In Texas, and San Antonio in particular, it’s the summer months that present the biggest obstacles to your landscape. High heat and low precipitation dominate, creating conditions that generally increase a plant’s water needs and use. In other words: drought.

The first and easiest way to avoid drought is to not experience it at all. How do you do that? By choosing native, drought-tolerant plants for your landscape.

Many Texas native wildflowers fall into this category. As annuals, they grow during the winter, flower during the spring and spend the heat of the summer as seeds waiting for fall rains to sprout and begin the cycle anew.

A few perennials use this strategy as well. Take prairie larkspur. Its robust but relatively shallow root system takes advantage of abundant spring-time soil moisture, but the above-ground plant completely disappears during the summer. Plants that produce bulbs, like rain lilies, also fall into this category. They have shallow root systems that quickly snatch up water when it’s abundant. With this easily obtained water, they produce sugars in large amounts and store it in their bulbs so they don’t have to photosynthesize during hot weather.

On the other end of the spectrum, some plants embrace the heat of summer by tapping into water available deep in the soil, outside the blistering reach of the sun. In central Texas, plants have developed diverse root systems to take advantage of water stored in different layers of soil. The first is called a fibrous root system, this is the kind that grasses and many herbaceous wildflowers like mealy blue sage possess. They completely fill the top few feet of soil with fine, branching roots that can take advantage of the water stored in a large volume of soil.

Another type of root system is the taproot and gayfeather is a great example of this. Their roots bypass the first few feet of soil, avoiding the area already taken by the fibrous grass roots, and dive deep extending several yards, even finding cracks in limestone bedrock to reach moisture locked away from almost all other plants.

Some evergreen shrubs take things a step further. Not only do they produce vast root systems, they have built-in sunscreen. Mountain laurelagarita and evergreen sumac all grow a thick, waxy cuticle that prevents water loss from excess transpiration. Think of it as an extra layer of skin that protects the leaves from the sun’s rays. When other plants wilt in the summer heat these plants remain green and turgid.

Of course, some plants don’t have to rely solely on summer soil moisture to survive.

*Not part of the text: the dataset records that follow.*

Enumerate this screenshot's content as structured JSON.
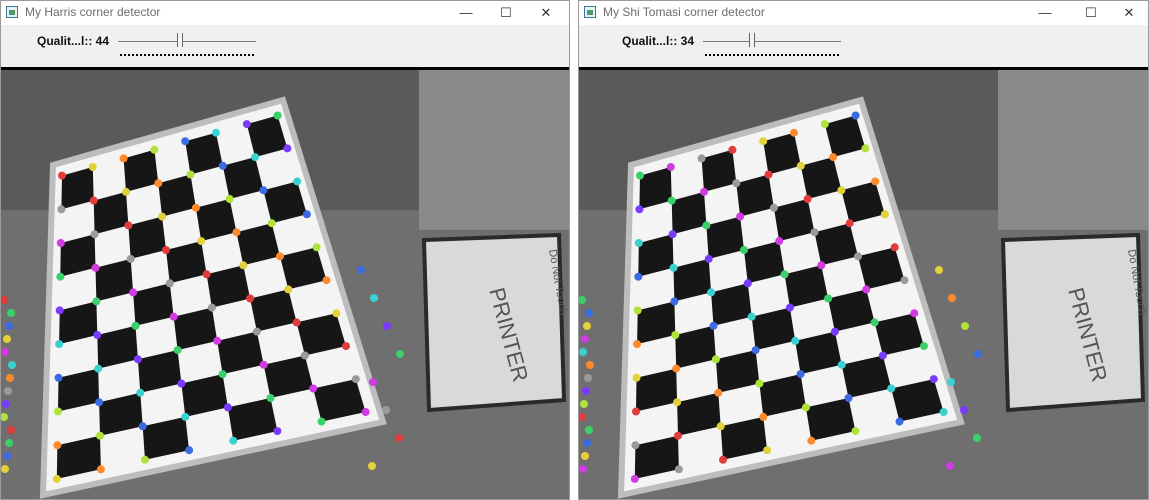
{
  "windows": [
    {
      "title": "My Harris corner detector",
      "trackbar_label": "Qualit...l:: 44",
      "trackbar_value": 44,
      "trackbar_max": 100
    },
    {
      "title": "My Shi Tomasi corner detector",
      "trackbar_label": "Qualit...l:: 34",
      "trackbar_value": 34,
      "trackbar_max": 100
    }
  ],
  "controls": {
    "minimize": "—",
    "maximize": "☐",
    "close": "✕"
  },
  "scene": {
    "background_colors": [
      "#6f6f6f",
      "#5a5a5a",
      "#8a8a8a"
    ],
    "board_colors": {
      "light": "#f4f4f4",
      "dark": "#161616"
    },
    "whiteboard_text": [
      "Do Not Touch",
      "PRINTER"
    ],
    "corner_marker_colors": [
      "#e23b3b",
      "#3bd16a",
      "#3b6ae2",
      "#e2d13b",
      "#d13be2",
      "#3bd1d1",
      "#ff8a2b",
      "#9a9a9a",
      "#7a3bff",
      "#b0e23b"
    ]
  }
}
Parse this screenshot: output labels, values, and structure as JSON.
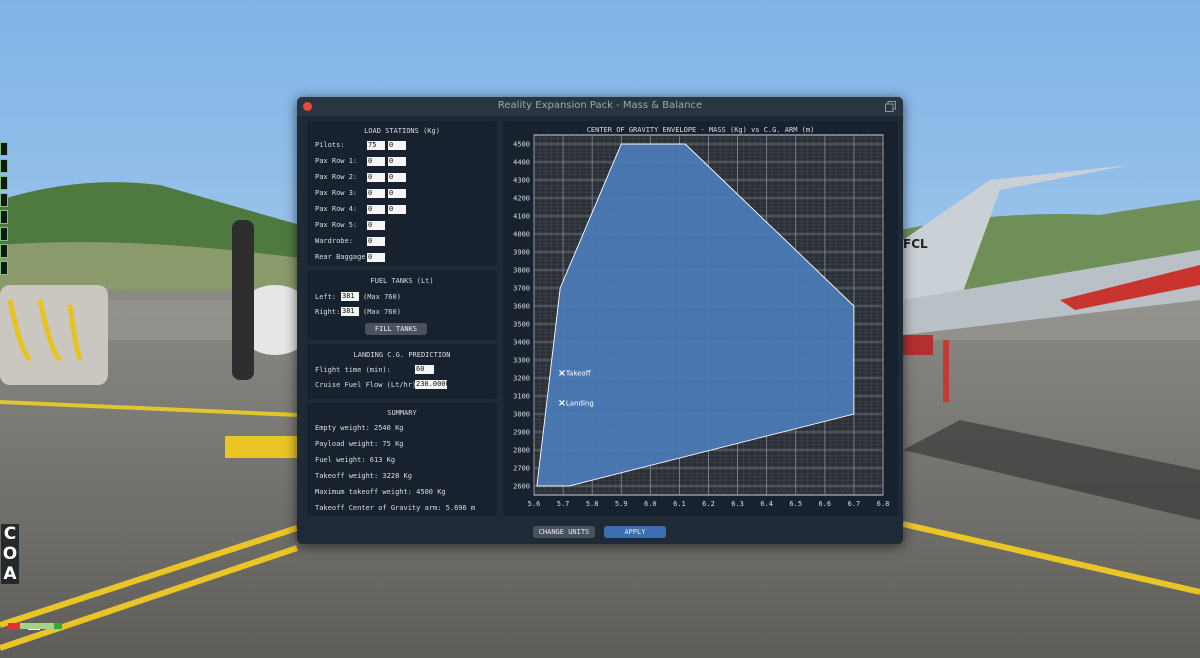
{
  "window": {
    "title": "Reality Expansion Pack - Mass & Balance"
  },
  "load_stations": {
    "title": "LOAD STATIONS (Kg)",
    "rows": [
      {
        "label": "Pilots:",
        "values": [
          "75",
          "0"
        ]
      },
      {
        "label": "Pax Row 1:",
        "values": [
          "0",
          "0"
        ]
      },
      {
        "label": "Pax Row 2:",
        "values": [
          "0",
          "0"
        ]
      },
      {
        "label": "Pax Row 3:",
        "values": [
          "0",
          "0"
        ]
      },
      {
        "label": "Pax Row 4:",
        "values": [
          "0",
          "0"
        ]
      },
      {
        "label": "Pax Row 5:",
        "values": [
          "0"
        ]
      },
      {
        "label": "Wardrobe:",
        "values": [
          "0"
        ]
      },
      {
        "label": "Rear Baggage:",
        "values": [
          "0"
        ]
      }
    ]
  },
  "fuel_tanks": {
    "title": "FUEL TANKS (Lt)",
    "left": {
      "label": "Left:",
      "value": "381",
      "max": "(Max 760)"
    },
    "right": {
      "label": "Right:",
      "value": "381",
      "max": "(Max 760)"
    },
    "fill_label": "FILL TANKS"
  },
  "landing_prediction": {
    "title": "LANDING C.G. PREDICTION",
    "flight_time": {
      "label": "Flight time (min):",
      "value": "60"
    },
    "fuel_flow": {
      "label": "Cruise Fuel Flow (Lt/hr):",
      "value": "230.0000"
    }
  },
  "summary": {
    "title": "SUMMARY",
    "lines": [
      "Empty weight: 2540 Kg",
      "Payload weight: 75 Kg",
      "Fuel weight: 613 Kg",
      "Takeoff weight: 3228 Kg",
      "Maximum takeoff weight: 4500 Kg",
      "Takeoff Center of Gravity arm: 5.696 m"
    ]
  },
  "buttons": {
    "change_units": "CHANGE UNITS",
    "apply": "APPLY"
  },
  "hud": {
    "letters": [
      "C",
      "O",
      "A"
    ]
  },
  "chart_data": {
    "type": "area",
    "title": "CENTER OF GRAVITY ENVELOPE - MASS (Kg) vs C.G. ARM (m)",
    "xlabel": "",
    "ylabel": "",
    "xlim": [
      5.6,
      6.8
    ],
    "ylim": [
      2550,
      4550
    ],
    "x_ticks": [
      "5.6",
      "5.7",
      "5.8",
      "5.9",
      "6.0",
      "6.1",
      "6.2",
      "6.3",
      "6.4",
      "6.5",
      "6.6",
      "6.7",
      "6.8"
    ],
    "y_ticks": [
      "2600",
      "2700",
      "2800",
      "2900",
      "3000",
      "3100",
      "3200",
      "3300",
      "3400",
      "3500",
      "3600",
      "3700",
      "3800",
      "3900",
      "4000",
      "4100",
      "4200",
      "4300",
      "4400",
      "4500"
    ],
    "grid": true,
    "envelope": [
      [
        5.61,
        2600
      ],
      [
        5.72,
        2600
      ],
      [
        6.7,
        3000
      ],
      [
        6.7,
        3600
      ],
      [
        6.12,
        4500
      ],
      [
        5.9,
        4500
      ],
      [
        5.69,
        3700
      ]
    ],
    "points": [
      {
        "label": "Takeoff",
        "x": 5.696,
        "y": 3228
      },
      {
        "label": "Landing",
        "x": 5.696,
        "y": 3062
      }
    ],
    "fill_color": "#4a79b4",
    "outline_color": "#ffffff"
  }
}
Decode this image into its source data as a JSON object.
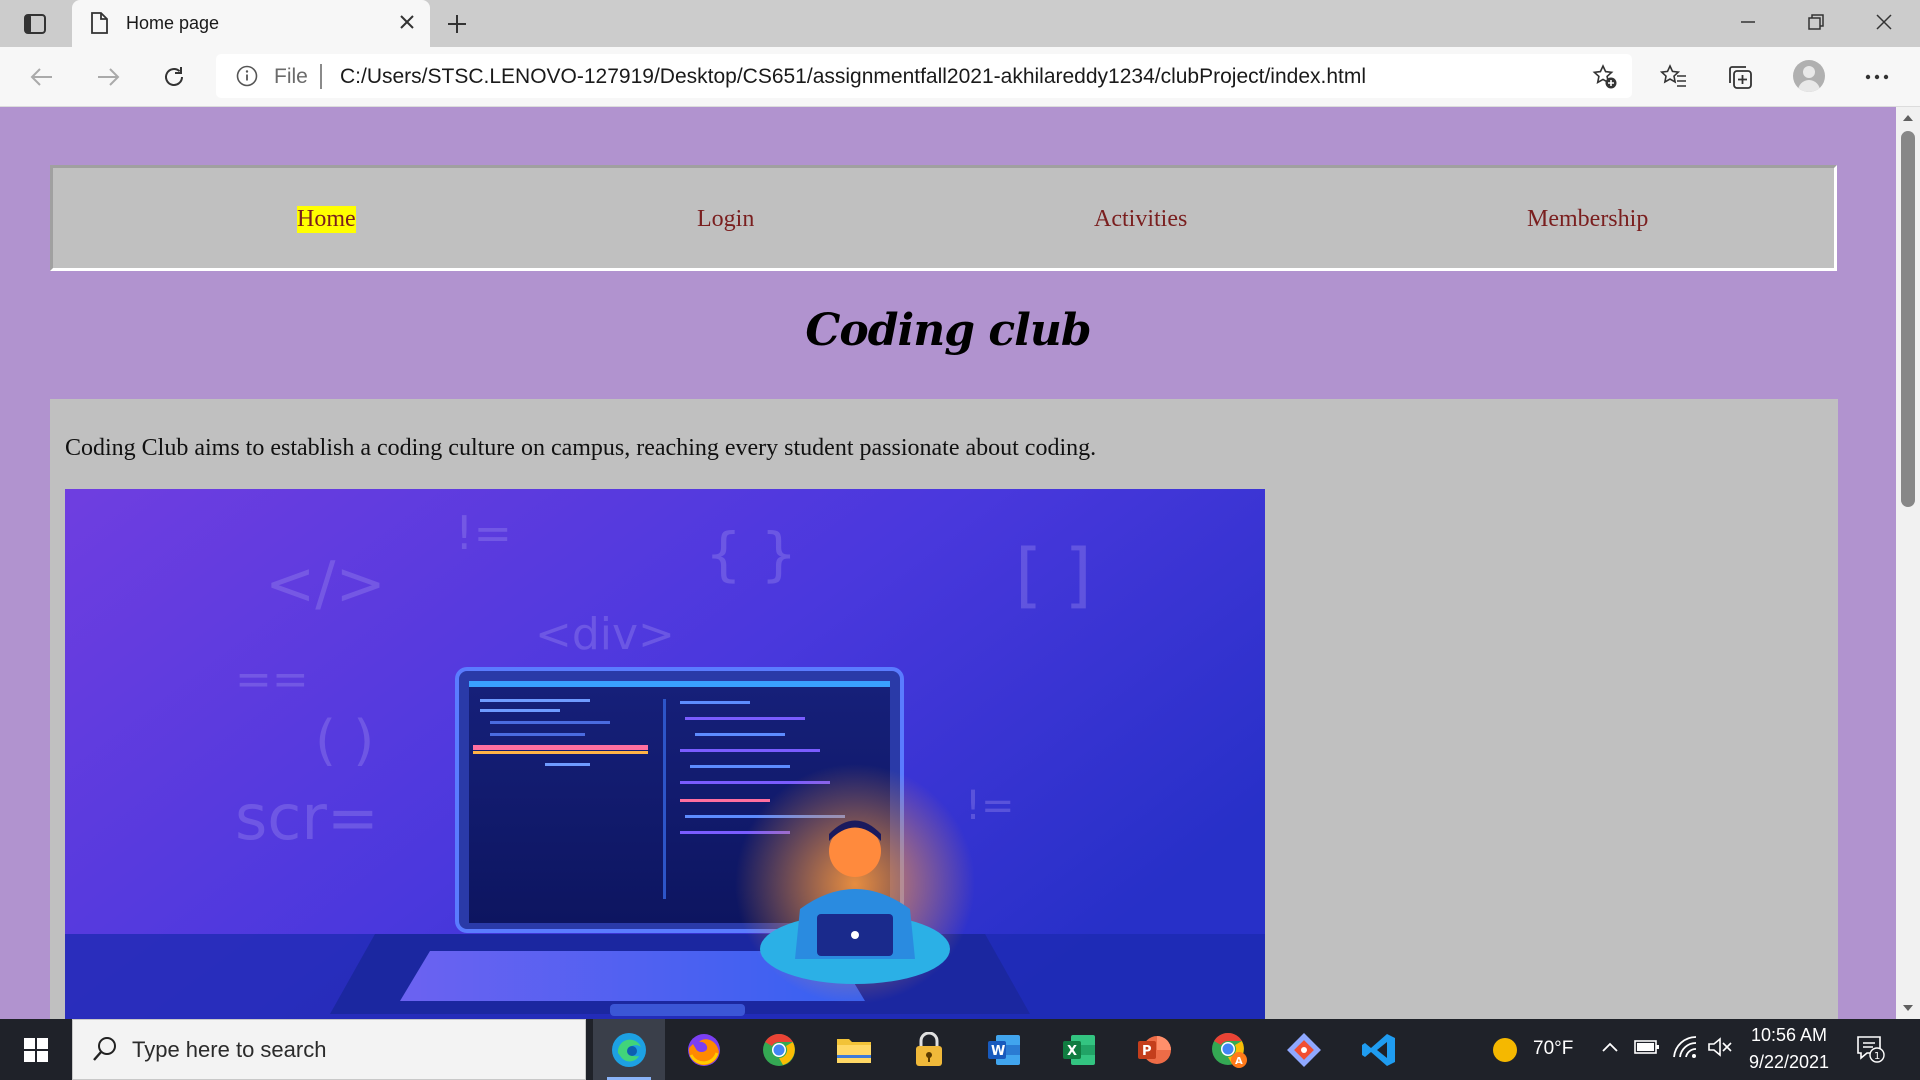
{
  "browser": {
    "tab": {
      "title": "Home page"
    },
    "address": {
      "scheme": "File",
      "url": "C:/Users/STSC.LENOVO-127919/Desktop/CS651/assignmentfall2021-akhilareddy1234/clubProject/index.html"
    }
  },
  "page": {
    "nav": {
      "items": [
        {
          "label": "Home",
          "active": true
        },
        {
          "label": "Login",
          "active": false
        },
        {
          "label": "Activities",
          "active": false
        },
        {
          "label": "Membership",
          "active": false
        }
      ]
    },
    "title": "Coding club",
    "intro": "Coding Club aims to establish a coding culture on campus, reaching every student passionate about coding.",
    "hero_glyphs": [
      "</>",
      "!=",
      "{ }",
      "<div>",
      "[ ]",
      "==",
      "( )",
      "scr=",
      "!="
    ]
  },
  "taskbar": {
    "search_placeholder": "Type here to search",
    "weather": "70°F",
    "time": "10:56 AM",
    "date": "9/22/2021",
    "notification_count": "1"
  },
  "colors": {
    "page_bg": "#b193cf",
    "panel_bg": "#c0c0c0",
    "nav_link": "#7a1f1f",
    "active_highlight": "#ffff00"
  }
}
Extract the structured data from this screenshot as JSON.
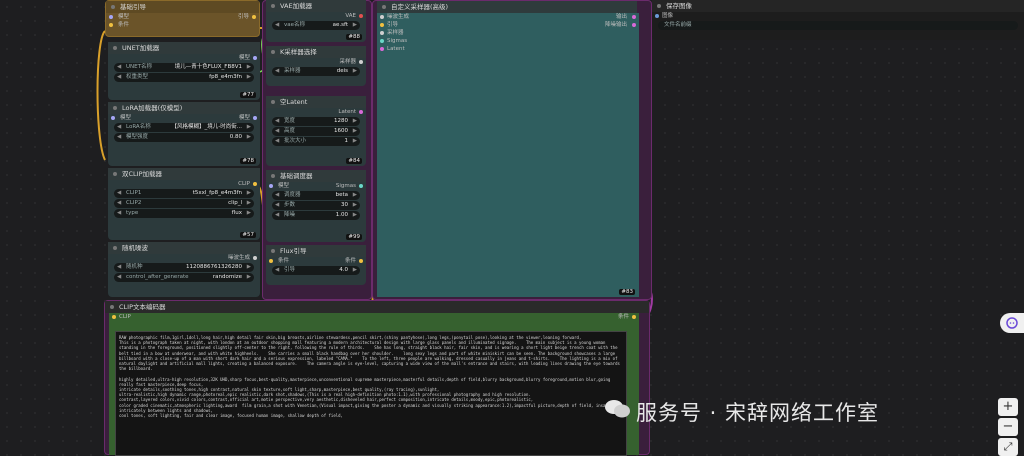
{
  "colors": {
    "port_green": "#7bd35a",
    "port_yellow": "#f0c040",
    "port_orange": "#f08040",
    "port_red": "#e05050",
    "port_blue": "#6a9ad8",
    "port_pink": "#d86ad8",
    "link_yellow": "#d9a02a",
    "link_purple": "#a13aa3"
  },
  "node_basic_guide": {
    "title": "基础引导",
    "in_label": "模型",
    "in_label2": "条件",
    "out_label": "引导"
  },
  "node_unet": {
    "title": "UNET加载器",
    "out_label": "模型",
    "name_k": "UNET名称",
    "name_v": "境儿—青十色FLUX_FB8V1",
    "dtype_k": "权重类型",
    "dtype_v": "fp8_e4m3fn",
    "badge": "#77"
  },
  "node_lora": {
    "title": "LoRA加载器(仅模型)",
    "in_label": "模型",
    "out_label": "模型",
    "name_k": "LoRA名称",
    "name_v": "【风格模糊】_境儿-时尚街...",
    "strength_k": "模型强度",
    "strength_v": "0.80",
    "badge": "#78"
  },
  "node_dualclip": {
    "title": "双CLIP加载器",
    "out_label": "CLIP",
    "clip1_k": "CLIP1",
    "clip1_v": "t5xxl_fp8_e4m3fn",
    "clip2_k": "CLIP2",
    "clip2_v": "clip_l",
    "type_k": "type",
    "type_v": "flux",
    "badge": "#57"
  },
  "node_noise": {
    "title": "随机噪波",
    "out_label": "噪波生成",
    "seed_k": "随机种",
    "seed_v": "1120886761326280",
    "ctrl_k": "control_after_generate",
    "ctrl_v": "randomize"
  },
  "node_vae": {
    "title": "VAE加载器",
    "out_label": "VAE",
    "name_k": "vae名称",
    "name_v": "ae.sft",
    "badge": "#88"
  },
  "node_ksampler_select": {
    "title": "K采样器选择",
    "out_label": "采样器",
    "name_k": "采样器",
    "name_v": "deis"
  },
  "node_latent": {
    "title": "空Latent",
    "out_label": "Latent",
    "w_k": "宽度",
    "w_v": "1280",
    "h_k": "高度",
    "h_v": "1600",
    "b_k": "批次大小",
    "b_v": "1",
    "badge": "#84"
  },
  "node_scheduler": {
    "title": "基础调度器",
    "in_label": "模型",
    "out_label": "Sigmas",
    "s_k": "调度器",
    "s_v": "beta",
    "st_k": "步数",
    "st_v": "30",
    "d_k": "降噪",
    "d_v": "1.00",
    "badge": "#99"
  },
  "node_flux_guide": {
    "title": "Flux引导",
    "in_label": "条件",
    "out_label": "条件",
    "g_k": "引导",
    "g_v": "4.0"
  },
  "node_custom_sampler": {
    "title": "自定义采样器(高级)",
    "inputs": [
      "噪波生成",
      "引导",
      "采样器",
      "Sigmas",
      "Latent"
    ],
    "out1": "输出",
    "out2": "降噪输出",
    "badge": "#83"
  },
  "node_save": {
    "title": "保存图像",
    "in_label": "图像",
    "prefix": "文件名前缀"
  },
  "node_clip_text": {
    "title": "CLIP文本编码器",
    "in_label": "CLIP",
    "out_label": "条件",
    "prompt": "RAW photographic film,1girl,1doll,long hair,high detail fair skin,big breasts,airline stewardess,pencil skirt,(shiny pantyhose),long legs,(ponytail pose),looking at the viewer,leaning forward,\nThis is a photograph taken at night, with london at an outdoor shopping mall featuring a modern architectural design with large glass panels and illuminated signage.    The main subject is a young woman standing in the foreground, positioned slightly off-center to the right, following the rule of thirds.    She has long, straight black hair, fair skin, and is wearing a short light beige trench coat with the belt tied in a bow at underwear, and with white highheels.    She carries a small black handbag over her shoulder.    long sexy legs and part of white miniskirt can be seen. The background showcases a large billboard with a close-up of a man with short dark hair and a serious expression, labeled \"CAMA.\"    To the left, three people are walking, dressed casually in jeans and t-shirts.    The lighting is a mix of natural daylight and artificial mall lights, creating a balanced exposure.    The camera angle is eye-level, capturing a wide view of the mall's entrance and stairs, with leading lines drawing the eye towards the billboard.\n\nhighly detailed,ultra-high resolution,32K UHD,sharp focus,best-quality,masterpiece,unconventional supreme masterpiece,masterful details,depth of field,blurry background,blurry foreground,motion blur,going really fast masterpiece,deep focus,\nintricate details,soothing tones,high contrast,natural skin texture,soft light,sharp,masterpiece,best quality,(ray tracing),sunlight,\nultra-realistic,high dynamic range,photoreal,epic realistic,dark shot,shadows,(This is a real high-definition photo:1.1),with professional photography and high resolution.\ncontrast,layered colors,vivid colors,contrast,official art,motie perspective,very aesthetic,disheveled hair,perfect composition,intricate details,moody,epic,photorealistic,\ncolor graded cinematic,atmospheric lighting,award  film grain,a shot with Venetian,(Visual impact,giving the poster a dynamic and visually striking appearance:1.2),impactful picture,depth of field, insanely intricately between lights and shadows,\ncool tones, soft lighting, fair and clear image, focused human image, shallow depth of field,"
  },
  "watermark": "服务号 · 宋辞网络工作室",
  "side_buttons": {
    "zoom_in": "+",
    "zoom_out": "−",
    "fit": "⤢"
  }
}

Succulents have the ability to take up water when the soil is wet and store it in their tissue for times when water is scarce. This gives them the upper hand in the competition for water because other plants are limited to taking in water as they use it.

But this adaptation comes at a cost, as succulents have lost the ability to limit the water they absorb — which is why the easiest way to kill a cactus is to over water it. So if you’re thinking of installing any kind of cactus, agave or yucca, skip the drip irrigation and your landscape will actually look better and have greater longevity.

Most people recognize that placing plants with similar water needs together helps with water conservation. Why not take that a step further and create a landscape containing drought-tolerant plants with a diverse mix of adaptations for survival. This way each plant can live to its full potential without too much competition from its neighbors.

When a garden is laid out this way, you’ll notice more season variation as each adaptation has a different season to shine.